No bird for you, alien feline.

This is just one of the neighborhood cats (the ferals mostly fall to coyotes, I think), but to watch it come in, fast and low, ready for a pounce after the run, was to see the hunter that lives in most house-cats. It came out of nowhere (OK, probably the alley behind me), answering the dinner call. Was it like me, thinking it heard a bird in distress? Or have the cats learned the hawk's "I killed a freakin' starling!" song? This unwild-cat was probably not ready to hunt the hunter, but would steal a starling if it could.
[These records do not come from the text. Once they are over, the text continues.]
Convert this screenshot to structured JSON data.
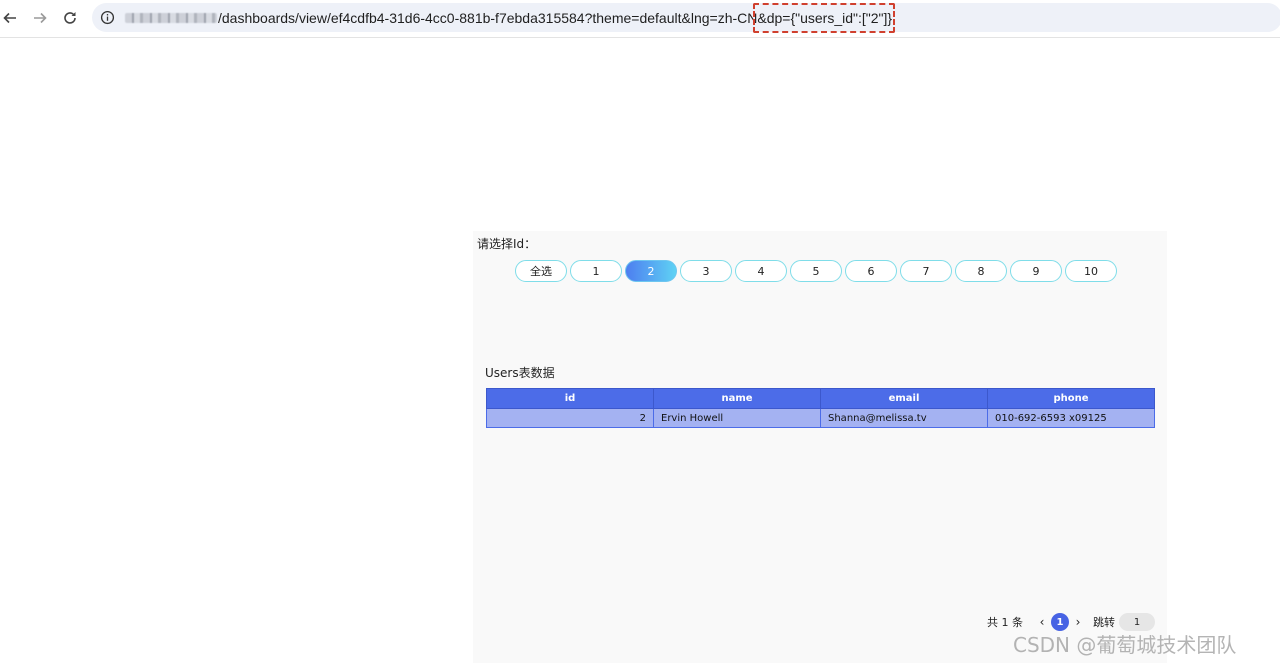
{
  "browser": {
    "url_path": "/dashboards/view/ef4cdfb4-31d6-4cc0-881b-f7ebda315584?theme=default&lng=zh-CN",
    "url_param_highlighted": "&dp={\"users_id\":[\"2\"]}"
  },
  "filter": {
    "label": "请选择Id：",
    "options": [
      "全选",
      "1",
      "2",
      "3",
      "4",
      "5",
      "6",
      "7",
      "8",
      "9",
      "10"
    ],
    "selected": "2"
  },
  "table": {
    "title": "Users表数据",
    "columns": [
      "id",
      "name",
      "email",
      "phone"
    ],
    "rows": [
      [
        "2",
        "Ervin Howell",
        "Shanna@melissa.tv",
        "010-692-6593 x09125"
      ]
    ]
  },
  "pagination": {
    "total_label": "共 1 条",
    "current_page": "1",
    "jump_label": "跳转",
    "jump_value": "1"
  },
  "watermark": "CSDN @葡萄城技术团队",
  "colors": {
    "accent": "#4c6ce8",
    "chip_border": "#7fdde9",
    "highlight_box": "#d0402e"
  }
}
This time, it could not. But it did make me wonder about how this works out on the big scale. I mean, a huge flock of starlings in the fairly open setting of single family homes placed at about 8 to the acre in 1950 may (despite their European roots and havoc wrought on native birds) be a boon to the bird-hunting hawk. But how many times does the native raptor make a kill only to have it taken away by a cat? Or, how much of a hawk's time is spent eluding pets hungry for yet another hand-out? The massive toll of cats directly killing wild birds has only recenltly become clear (billions, by the way, if not billions and billions), but what about the effects of harrassment and competition on native predators?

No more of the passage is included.